Malaysia resilient to external headwinds

SINGAPORE: Moody’s Investors Service said the government of Malaysia (A3 stable) demonstrates a relatively high debt burden.

In a report released today it said Malaysia will be able to maintain its strong growth trends on its highly diversified and competitive economic structure, that have proven to be resilient to external headwinds.

The economy’s long-term potential growth should stay robust at around 5%, which would be significantly stronger than most other A-rated sovereigns.

On the issue of whether household debt presents challenges to Malaysia’s macro-financial stability and growth, Moody’s said at 84.6% of GDP at the end of September 2017, Malaysia’s household debt levels, while stable, pose downside risks to growth.

“Nevertheless, such debt does not pose material threats to financial stability. Households have large liquid financial assets to buffer the impact of a potential shock to debt servicing capacity. Moreover, ongoing macroprudential measures will help contain potential further increases in debt,” it said.

It said Malaysia is also exposed to a potential sharp and lasting negative change in external financing conditions, given the country’s reliance on foreign financing.

“Nevertheless, its resilient economic growth, deep domestic capital markets, large international asset position and large export proceeds mitigate the sovereign’s vulnerability to sudden shocks,” said Moody’s.

Moody’s analysis is contained in its report titled “Government of Malaysia: FAQ on credit resilience to high leverage and external vulnerability risks”.

Moody’s report answers the five questions, including: Do you expect fiscal trends to improve? Do government guarantees present material contingent liability risks? Is Malaysia vulnerable to external conditions? Are strong growth trends likely to be sustained? Does household debt present challenges to macro-financial stability and growth?

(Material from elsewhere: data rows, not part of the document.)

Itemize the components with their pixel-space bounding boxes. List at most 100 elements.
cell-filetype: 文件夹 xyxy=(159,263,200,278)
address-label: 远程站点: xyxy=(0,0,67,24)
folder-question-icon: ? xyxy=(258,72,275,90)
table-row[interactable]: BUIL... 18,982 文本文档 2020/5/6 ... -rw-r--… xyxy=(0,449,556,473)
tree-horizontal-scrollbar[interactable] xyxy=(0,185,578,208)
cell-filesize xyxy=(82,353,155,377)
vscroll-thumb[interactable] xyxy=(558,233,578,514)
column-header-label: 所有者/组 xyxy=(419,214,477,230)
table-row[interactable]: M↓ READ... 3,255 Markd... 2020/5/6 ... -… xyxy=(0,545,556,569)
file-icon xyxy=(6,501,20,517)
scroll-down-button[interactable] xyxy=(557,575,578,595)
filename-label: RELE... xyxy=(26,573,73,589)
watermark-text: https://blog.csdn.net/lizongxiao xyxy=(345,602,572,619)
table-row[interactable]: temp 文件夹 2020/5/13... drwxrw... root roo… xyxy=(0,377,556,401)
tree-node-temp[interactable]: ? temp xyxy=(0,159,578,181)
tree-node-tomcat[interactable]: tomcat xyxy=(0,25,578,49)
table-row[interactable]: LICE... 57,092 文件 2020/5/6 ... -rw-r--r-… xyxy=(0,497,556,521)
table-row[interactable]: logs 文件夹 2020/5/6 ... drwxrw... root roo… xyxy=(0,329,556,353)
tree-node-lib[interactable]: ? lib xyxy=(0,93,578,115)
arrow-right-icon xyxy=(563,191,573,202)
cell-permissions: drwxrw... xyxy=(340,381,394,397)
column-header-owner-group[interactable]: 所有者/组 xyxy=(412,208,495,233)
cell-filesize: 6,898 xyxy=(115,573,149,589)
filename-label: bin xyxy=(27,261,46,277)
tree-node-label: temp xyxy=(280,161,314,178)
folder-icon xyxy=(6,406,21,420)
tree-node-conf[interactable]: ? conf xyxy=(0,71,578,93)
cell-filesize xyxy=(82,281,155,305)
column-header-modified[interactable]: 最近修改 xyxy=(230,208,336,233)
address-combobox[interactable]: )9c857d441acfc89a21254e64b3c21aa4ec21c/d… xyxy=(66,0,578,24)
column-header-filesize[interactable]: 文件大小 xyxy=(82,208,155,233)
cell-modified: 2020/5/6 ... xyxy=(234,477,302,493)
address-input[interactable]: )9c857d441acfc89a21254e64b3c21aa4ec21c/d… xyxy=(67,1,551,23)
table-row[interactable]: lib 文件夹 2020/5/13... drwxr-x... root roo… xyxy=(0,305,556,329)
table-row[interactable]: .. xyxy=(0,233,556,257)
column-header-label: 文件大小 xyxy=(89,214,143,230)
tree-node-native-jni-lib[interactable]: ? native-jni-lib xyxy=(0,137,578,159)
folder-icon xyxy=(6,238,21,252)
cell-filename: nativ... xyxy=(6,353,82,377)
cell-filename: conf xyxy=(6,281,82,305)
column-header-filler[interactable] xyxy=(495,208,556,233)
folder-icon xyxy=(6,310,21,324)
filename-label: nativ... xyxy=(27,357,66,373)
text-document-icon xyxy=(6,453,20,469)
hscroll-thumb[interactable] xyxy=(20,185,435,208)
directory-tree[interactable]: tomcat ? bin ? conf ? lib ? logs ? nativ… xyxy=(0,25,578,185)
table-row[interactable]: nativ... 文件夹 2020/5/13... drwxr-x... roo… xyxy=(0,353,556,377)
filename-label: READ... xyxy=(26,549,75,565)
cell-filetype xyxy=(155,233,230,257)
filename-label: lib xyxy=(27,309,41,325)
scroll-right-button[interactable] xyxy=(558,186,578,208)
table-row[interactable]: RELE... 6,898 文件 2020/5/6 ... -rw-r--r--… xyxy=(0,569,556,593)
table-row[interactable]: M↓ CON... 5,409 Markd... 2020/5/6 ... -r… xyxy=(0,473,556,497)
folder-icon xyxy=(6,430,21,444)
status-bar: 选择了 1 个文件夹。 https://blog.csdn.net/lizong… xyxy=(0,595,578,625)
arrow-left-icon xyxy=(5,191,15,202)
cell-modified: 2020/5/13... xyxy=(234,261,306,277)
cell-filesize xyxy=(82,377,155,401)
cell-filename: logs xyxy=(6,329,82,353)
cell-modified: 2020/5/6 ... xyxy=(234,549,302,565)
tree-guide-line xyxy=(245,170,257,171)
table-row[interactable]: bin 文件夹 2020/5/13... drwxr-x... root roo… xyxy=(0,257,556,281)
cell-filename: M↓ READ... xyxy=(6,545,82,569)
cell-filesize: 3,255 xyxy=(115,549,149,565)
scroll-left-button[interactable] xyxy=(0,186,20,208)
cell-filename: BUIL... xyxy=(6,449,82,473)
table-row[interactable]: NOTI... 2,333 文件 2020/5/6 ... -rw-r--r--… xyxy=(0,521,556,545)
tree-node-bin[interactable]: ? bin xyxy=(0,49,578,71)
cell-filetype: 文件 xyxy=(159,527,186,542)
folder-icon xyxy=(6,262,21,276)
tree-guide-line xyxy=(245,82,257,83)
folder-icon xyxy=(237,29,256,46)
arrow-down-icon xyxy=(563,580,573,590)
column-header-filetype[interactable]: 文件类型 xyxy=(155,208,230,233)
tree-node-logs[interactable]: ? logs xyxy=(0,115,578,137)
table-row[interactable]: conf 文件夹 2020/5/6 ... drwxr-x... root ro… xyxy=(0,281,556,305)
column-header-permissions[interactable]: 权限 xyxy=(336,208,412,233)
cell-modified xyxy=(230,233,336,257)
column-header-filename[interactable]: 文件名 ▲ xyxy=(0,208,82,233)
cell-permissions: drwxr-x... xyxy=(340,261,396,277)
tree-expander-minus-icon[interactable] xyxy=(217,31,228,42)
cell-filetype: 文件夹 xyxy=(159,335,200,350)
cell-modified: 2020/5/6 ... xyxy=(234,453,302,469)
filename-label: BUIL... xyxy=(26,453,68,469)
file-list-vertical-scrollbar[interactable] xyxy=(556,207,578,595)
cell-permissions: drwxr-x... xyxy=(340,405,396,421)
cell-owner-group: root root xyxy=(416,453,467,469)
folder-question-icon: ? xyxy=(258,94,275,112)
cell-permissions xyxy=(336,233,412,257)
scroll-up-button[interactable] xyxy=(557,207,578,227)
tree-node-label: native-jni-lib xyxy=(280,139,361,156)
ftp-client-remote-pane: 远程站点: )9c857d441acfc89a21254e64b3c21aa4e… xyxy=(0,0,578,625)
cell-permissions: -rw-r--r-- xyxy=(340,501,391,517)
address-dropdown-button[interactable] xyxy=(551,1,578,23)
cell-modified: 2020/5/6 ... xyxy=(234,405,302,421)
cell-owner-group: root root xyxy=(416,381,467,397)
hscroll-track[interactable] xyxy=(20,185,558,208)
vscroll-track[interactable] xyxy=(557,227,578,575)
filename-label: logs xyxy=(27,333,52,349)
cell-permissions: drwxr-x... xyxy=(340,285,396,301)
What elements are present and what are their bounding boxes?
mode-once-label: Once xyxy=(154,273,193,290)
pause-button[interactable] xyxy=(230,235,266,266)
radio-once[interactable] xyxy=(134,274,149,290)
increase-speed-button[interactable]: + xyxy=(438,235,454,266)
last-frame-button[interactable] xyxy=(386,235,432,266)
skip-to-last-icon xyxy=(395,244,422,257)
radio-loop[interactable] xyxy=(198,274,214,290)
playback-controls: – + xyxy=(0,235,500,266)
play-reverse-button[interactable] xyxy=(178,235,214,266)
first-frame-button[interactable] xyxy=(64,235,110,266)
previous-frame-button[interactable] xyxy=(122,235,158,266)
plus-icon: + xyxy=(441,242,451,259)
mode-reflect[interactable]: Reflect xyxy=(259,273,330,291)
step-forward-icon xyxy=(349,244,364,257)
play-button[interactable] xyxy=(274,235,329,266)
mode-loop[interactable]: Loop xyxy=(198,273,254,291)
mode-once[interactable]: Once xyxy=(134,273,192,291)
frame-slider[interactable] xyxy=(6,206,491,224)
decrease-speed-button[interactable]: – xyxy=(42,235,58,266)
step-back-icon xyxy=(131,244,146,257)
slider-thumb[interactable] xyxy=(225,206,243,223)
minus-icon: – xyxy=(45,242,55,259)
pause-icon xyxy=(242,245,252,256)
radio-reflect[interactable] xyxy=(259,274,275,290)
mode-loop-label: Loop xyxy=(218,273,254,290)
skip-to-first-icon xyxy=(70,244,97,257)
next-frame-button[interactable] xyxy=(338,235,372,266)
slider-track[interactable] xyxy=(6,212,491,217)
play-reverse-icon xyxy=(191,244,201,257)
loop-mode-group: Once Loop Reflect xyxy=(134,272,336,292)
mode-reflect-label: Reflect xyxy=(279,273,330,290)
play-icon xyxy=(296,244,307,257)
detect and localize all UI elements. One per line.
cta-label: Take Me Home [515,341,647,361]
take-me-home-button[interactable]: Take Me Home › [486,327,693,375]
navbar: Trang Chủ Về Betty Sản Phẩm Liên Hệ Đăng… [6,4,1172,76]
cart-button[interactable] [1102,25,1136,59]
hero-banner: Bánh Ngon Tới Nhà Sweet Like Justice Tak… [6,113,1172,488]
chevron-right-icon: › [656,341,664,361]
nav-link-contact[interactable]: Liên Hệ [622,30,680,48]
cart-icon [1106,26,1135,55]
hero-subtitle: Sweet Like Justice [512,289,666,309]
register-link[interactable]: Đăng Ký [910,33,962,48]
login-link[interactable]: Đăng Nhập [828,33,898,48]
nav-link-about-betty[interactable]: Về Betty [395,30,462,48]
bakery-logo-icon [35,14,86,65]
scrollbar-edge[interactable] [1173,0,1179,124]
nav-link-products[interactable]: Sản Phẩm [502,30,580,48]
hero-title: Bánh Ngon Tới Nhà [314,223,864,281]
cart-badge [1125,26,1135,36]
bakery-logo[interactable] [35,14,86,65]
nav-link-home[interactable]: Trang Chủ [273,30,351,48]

On fiscal trends, Moody’s does not expect Malaysia’s fiscal trends to improve significantly. The agency explains that fiscal consolidation has slowed since 2014 and absent any meaningful revenue-raising measures, further material progress is unlikely.

The deficit will narrow from 2.8% of gross domestic product (GDP) in 2018, as and when strong nominal GDP growth boosts revenues. As a result, the debt burden will likely stabilise around the current levels (50.9% of GDP in June 2017), significantly higher than the A-rated peer median of 40.5% at year-end 2016. Debt affordability will remain constrained by a narrow revenue base.

With government guarantees, Moody’s said that such guarantees are unlikely to present material contingent liability risk, because they are issued through a stringent selection process and most companies that benefit from them are profitable and competently managed. At the end of 2016, the total debt of non-financial public sector corporations stood at 16.6% of GDP, two-thirds of which was guaranteed by the government.

Moody’s pointed out that Malaysia’s reserves are insufficient to meet maturing external long-term debt repayments and short-term debt. Nonetheless, a sizeable net asset position, large export proceeds, and deep domestic capital markets moderate external vulnerability.